Original URL: http://www.theregister.co.uk/2006/10/12/google_youtube_comment/

On that $1.65bn Google - YouTube deal

Of course it's too much, but how much too much?

By Faultline

Posted in Financial News, 12th October 2006 18:17 GMT

Google is probably the right home for YouTube, for many reasons, not least of which is the corporate culture which prefers to fund everything with advertising and the fact that both companies have emerged as popular web favorites against the odds.

Google itself has been attacking video, as is MSN, with a deal this week with Blinkx as well as Yahoo and AOL, and with all their existing traffic, it made more sense that one of those would have had the success that YouTube had. But as in so many of these cases, it is the newcomer that manages to get to grips with the passion that the man in the street has for video.

Google no doubt will extract as much revenue from YouTube as it is possible to extract, but there have to be question marks over whether or not YouTube will ever repay the $1.65bn that Google this week agreed to pay for the company.

The acquisition of MySpace by New Corp, for a measly $580m, puts this in perspective and what we have here is a heating up of the valuable properties in the market, in a very similar way to the dotcom era, when companies that had never made a penny of profit, and had only just begun to have revenues, however minor, were sold for a multiple of the number of people that visited their web sites.

We have said time and time again that there is something not quite right about services like Google Video, or AOL’s Truveo (which is at least the most technically accomplished video search engine), and also about Blinkx, which is perhaps the best known search engine, and of course YouTube.

While they offer novelty, and low quality, but original, user generated content, until this week they never offered the type of material that elicits a long term engagement with viewers that professional TV consistently does. People will sit watching YouTube for a couple of hours sat at their PC in the evening, but mostly those people are not typical and won’t do it for the remainder of their lives, just for a few months until the novelty wears off.

Harvesting e-potatoes

Sure, there are enough people on the planet that the proportion that continue to visit YouTube will provide Google with advertising targets for a long time to come, but YouTube is not the finished article and it has to continue to re-invent itself if it hopes to become so. By this we mean that it must engage people on a semi-permanent basis.

One major stumbling block is the lack of professional content that is available on YouTube and the other is the lack of a comfortable way of viewing such content.

This week YouTube has gone some way to rectifying the first problem by cutting deals with Universal Music, Sony BMG and CBS. That will bring it professional music videos, and it said quite recently that it wants to hold every music video ever made.
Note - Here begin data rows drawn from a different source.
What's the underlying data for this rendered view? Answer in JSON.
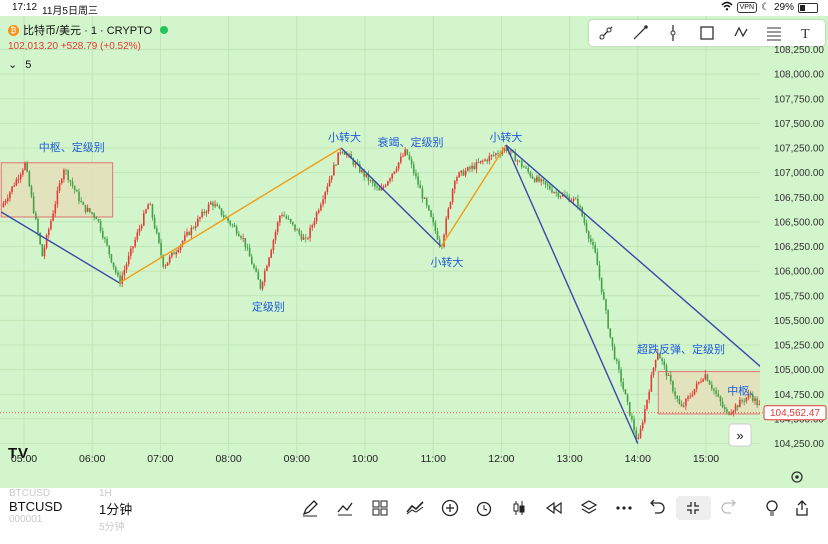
{
  "status_bar": {
    "time": "17:12",
    "date": "11月5日周三",
    "vpn": "VPN",
    "battery": "29%"
  },
  "header": {
    "coin_icon": "bitcoin-icon",
    "symbol_title": "比特币/美元 · 1 · CRYPTO",
    "price_line": "102,013.20 +528.79 (+0.52%)",
    "indicator_count": "5"
  },
  "toolbox": {
    "icons": [
      "ray-tool-icon",
      "trend-line-icon",
      "vertical-line-icon",
      "rectangle-icon",
      "path-icon",
      "fib-icon",
      "text-tool-icon"
    ]
  },
  "bottom_bar": {
    "symbol_ghost_above": "BTCUSD",
    "symbol": "BTCUSD",
    "symbol_ghost_below": "000001",
    "interval_ghost_above": "1H",
    "interval": "1分钟",
    "interval_ghost_below": "5分钟",
    "tools": [
      "pen-icon",
      "indicators-icon",
      "templates-icon",
      "compare-icon",
      "plus-circle-icon",
      "alarm-icon",
      "candle-icon",
      "replay-icon",
      "layers-icon",
      "more-icon",
      "undo-icon",
      "collapse-icon",
      "redo-icon",
      "idea-icon",
      "share-icon"
    ]
  },
  "colors": {
    "background": "#d3f5cc",
    "bullish": "#e53935",
    "bearish": "#43a047",
    "down_trend": "#3949ab",
    "up_trend": "#f39c12",
    "zone_fill": "#e4dfb8",
    "zone_border": "#e57373",
    "annotation": "#1e5bd8",
    "price_label_bg": "#ffffff"
  },
  "chart_data": {
    "type": "candlestick",
    "yaxis": {
      "min": 104250,
      "max": 108250,
      "ticks": [
        "108,250.00",
        "108,000.00",
        "107,750.00",
        "107,500.00",
        "107,250.00",
        "107,000.00",
        "106,750.00",
        "106,500.00",
        "106,250.00",
        "106,000.00",
        "105,750.00",
        "105,500.00",
        "105,250.00",
        "105,000.00",
        "104,750.00",
        "104,500.00",
        "104,250.00"
      ]
    },
    "xaxis": {
      "ticks": [
        "05:00",
        "06:00",
        "07:00",
        "08:00",
        "09:00",
        "10:00",
        "11:00",
        "12:00",
        "13:00",
        "14:00",
        "15:00"
      ]
    },
    "last_price": "104,562.47",
    "path_points": [
      {
        "t": "04:40",
        "p": 106650
      },
      {
        "t": "05:01",
        "p": 107090
      },
      {
        "t": "05:16",
        "p": 106150
      },
      {
        "t": "05:35",
        "p": 107050
      },
      {
        "t": "05:52",
        "p": 106650
      },
      {
        "t": "06:04",
        "p": 106550
      },
      {
        "t": "06:24",
        "p": 105880
      },
      {
        "t": "06:50",
        "p": 106700
      },
      {
        "t": "07:03",
        "p": 106050
      },
      {
        "t": "07:45",
        "p": 106700
      },
      {
        "t": "08:12",
        "p": 106350
      },
      {
        "t": "08:28",
        "p": 105840
      },
      {
        "t": "08:46",
        "p": 106600
      },
      {
        "t": "09:08",
        "p": 106300
      },
      {
        "t": "09:39",
        "p": 107250
      },
      {
        "t": "09:59",
        "p": 106980
      },
      {
        "t": "10:13",
        "p": 106800
      },
      {
        "t": "10:36",
        "p": 107220
      },
      {
        "t": "11:07",
        "p": 106250
      },
      {
        "t": "11:19",
        "p": 106950
      },
      {
        "t": "12:04",
        "p": 107250
      },
      {
        "t": "12:28",
        "p": 106950
      },
      {
        "t": "12:48",
        "p": 106800
      },
      {
        "t": "13:07",
        "p": 106700
      },
      {
        "t": "13:23",
        "p": 106150
      },
      {
        "t": "13:37",
        "p": 105250
      },
      {
        "t": "14:00",
        "p": 104250
      },
      {
        "t": "14:17",
        "p": 105200
      },
      {
        "t": "14:38",
        "p": 104600
      },
      {
        "t": "14:59",
        "p": 104960
      },
      {
        "t": "15:18",
        "p": 104550
      },
      {
        "t": "15:39",
        "p": 104750
      },
      {
        "t": "15:54",
        "p": 104520
      }
    ],
    "zigzag": [
      {
        "t": "04:40",
        "p": 106600
      },
      {
        "t": "06:24",
        "p": 105880
      },
      {
        "t": "09:39",
        "p": 107250
      },
      {
        "t": "11:07",
        "p": 106250
      },
      {
        "t": "12:04",
        "p": 107280
      },
      {
        "t": "14:00",
        "p": 104250
      }
    ],
    "trendline": {
      "from": {
        "t": "12:04",
        "p": 107280
      },
      "to": {
        "t": "15:54",
        "p": 104970
      }
    },
    "zones": [
      {
        "from": "04:40",
        "to": "06:18",
        "high": 107100,
        "low": 106550,
        "label": "中枢、定级别"
      },
      {
        "from": "14:18",
        "to": "15:54",
        "high": 104980,
        "low": 104550,
        "label": "中枢、定"
      }
    ],
    "annotations": [
      {
        "t": "05:42",
        "p": 107220,
        "text": "中枢、定级别"
      },
      {
        "t": "08:35",
        "p": 105600,
        "text": "定级别"
      },
      {
        "t": "09:42",
        "p": 107320,
        "text": "小转大"
      },
      {
        "t": "10:40",
        "p": 107270,
        "text": "衰竭、定级别"
      },
      {
        "t": "11:12",
        "p": 106050,
        "text": "小转大"
      },
      {
        "t": "12:04",
        "p": 107320,
        "text": "小转大"
      },
      {
        "t": "14:38",
        "p": 105170,
        "text": "超跌反弹、定级别"
      },
      {
        "t": "15:38",
        "p": 104750,
        "text": "中枢、定"
      }
    ]
  }
}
The CBS TV deal through Showtime Networks will also offer the YouTube community short-form video programming from its news, sports and entertainment divisions.

But that’s our point. These are all short form deals, the type that people can watch between jobs at work, and at home when they are sat at the PC. There are not TV class 30 minute plus entertainments, that require connectivity between the TV and the PC, such as that promised in the first quarter of next year by Apple Computer.
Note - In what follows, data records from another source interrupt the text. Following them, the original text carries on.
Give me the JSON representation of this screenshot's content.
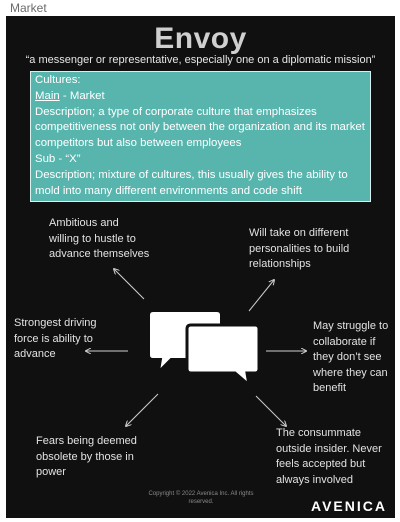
{
  "tag": "Market",
  "title": "Envoy",
  "subtitle": "“a messenger or representative, especially one on a diplomatic mission”",
  "cultures": {
    "heading": "Cultures:",
    "main_label": "Main",
    "main_value": " - Market",
    "main_description": "Description; a type of corporate culture that emphasizes competitiveness not only between the organization and its market competitors but also between employees",
    "sub_label": "Sub - “X”",
    "sub_description": "Description; mixture of cultures, this usually gives the ability to mold into many different environments and code shift"
  },
  "traits": {
    "top_left": [
      "Ambitious and",
      "willing to hustle to",
      "advance themselves"
    ],
    "top_right": [
      "Will take on different",
      "personalities to build",
      "relationships"
    ],
    "middle_left": [
      "Strongest driving",
      "force is ability to",
      "advance"
    ],
    "middle_right": [
      "May struggle to",
      "collaborate if",
      "they don’t see",
      "where they can",
      "benefit"
    ],
    "bottom_left": [
      "Fears being deemed",
      "obsolete by those in",
      "power"
    ],
    "bottom_right": [
      "The consummate",
      "outside insider. Never",
      "feels accepted but",
      "always involved"
    ]
  },
  "icons": {
    "center": "speech-bubbles-icon"
  },
  "footer": {
    "copyright_line1": "Copyright © 2022 Avenica Inc. All rights",
    "copyright_line2": "reserved.",
    "logo": "AVENICA"
  }
}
Try the search interface at any of the above companies and see how long it holds your interest. The visitor has to come up with the search terms, has to have a reason to be there, unless he or she wants to watch "favorites" of other visitors that they don’t know, and who may have hugely different tastes from them.

We’re not saying that YouTube cannot continue to evolve to become a mature video market place where all types of video are watched, in both the comfort of the sitting room, or with the flexibility of being sat at a PC, but there are still hurdles to overcome and if the YouTube management spend more time counting their $1.65 billion than working on breakthrough new ideas, then the phenomena that introduced us all to user contributed video, could just be frittered away, along with Google’s money.
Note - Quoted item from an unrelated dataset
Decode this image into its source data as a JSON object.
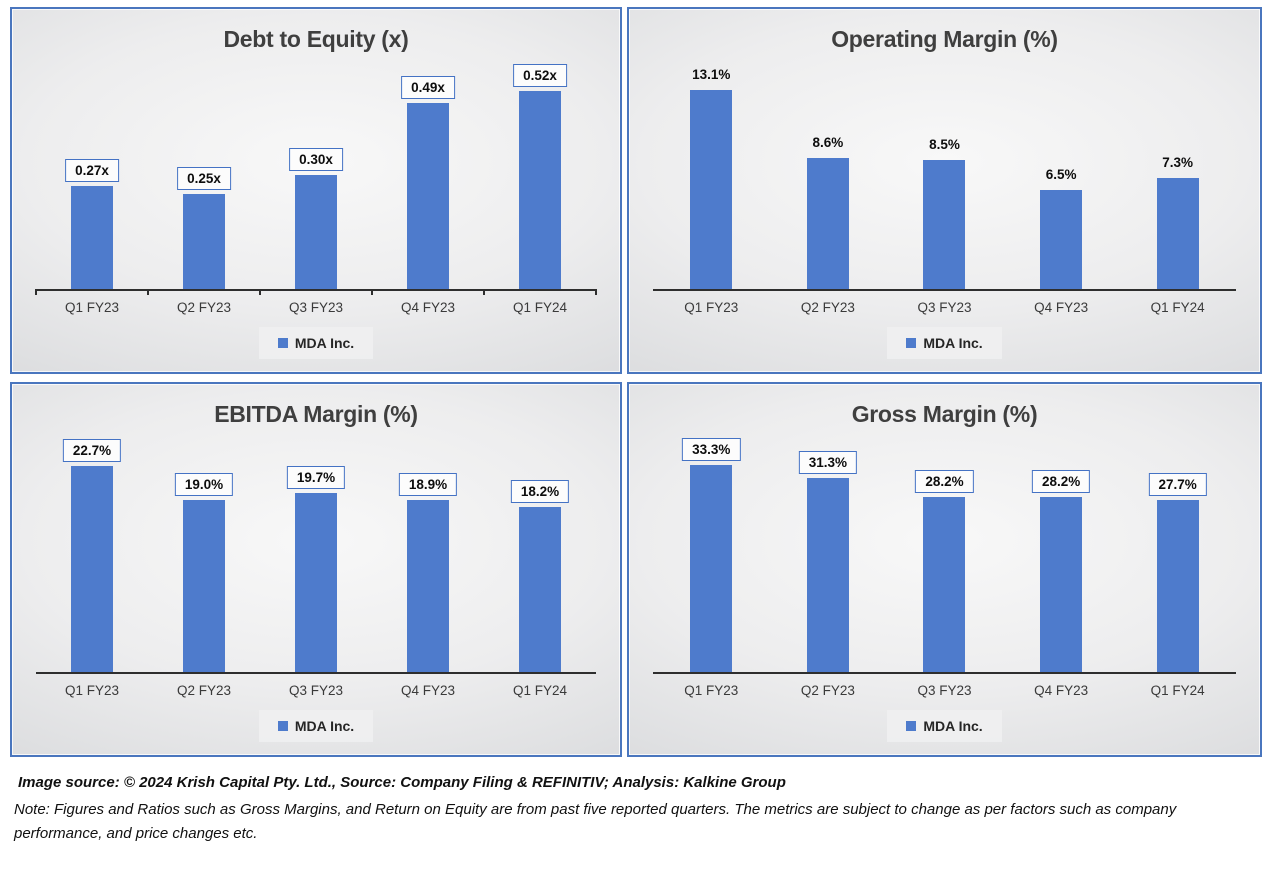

Given the revenue share that CBS and the other content partners are happy with, and the fact that they have all signed similar deals already with Google, then many more TV series should find their way onto YouTube in the near future, as soon as viewing figures for these deals become stable.

These deals have only been made possible by new technology announced by YouTube a few weeks ago, that will filter out copyrighted content which is not authorized to appear on the YouTube service.

That made a big difference between the P2P networks of music piracy fame, and the attitude of YouTube, and so has led to a viable business model. That solved, the company became marketable, and the bidding only took a few days.

Following the acquisition, YouTube will operate independently from Google, although Google will add its technology, advertiser relationships and global reach to the YouTube pie.

The deal is thrown into perspective by a report from In-Stat, a US researcher, that said that the User Generated Content market would only hit $850 million in value by 2010. If I were one of the Google managers that signed the YouTube deal, I would hope it would be an awful lot more than that at YouTube alone.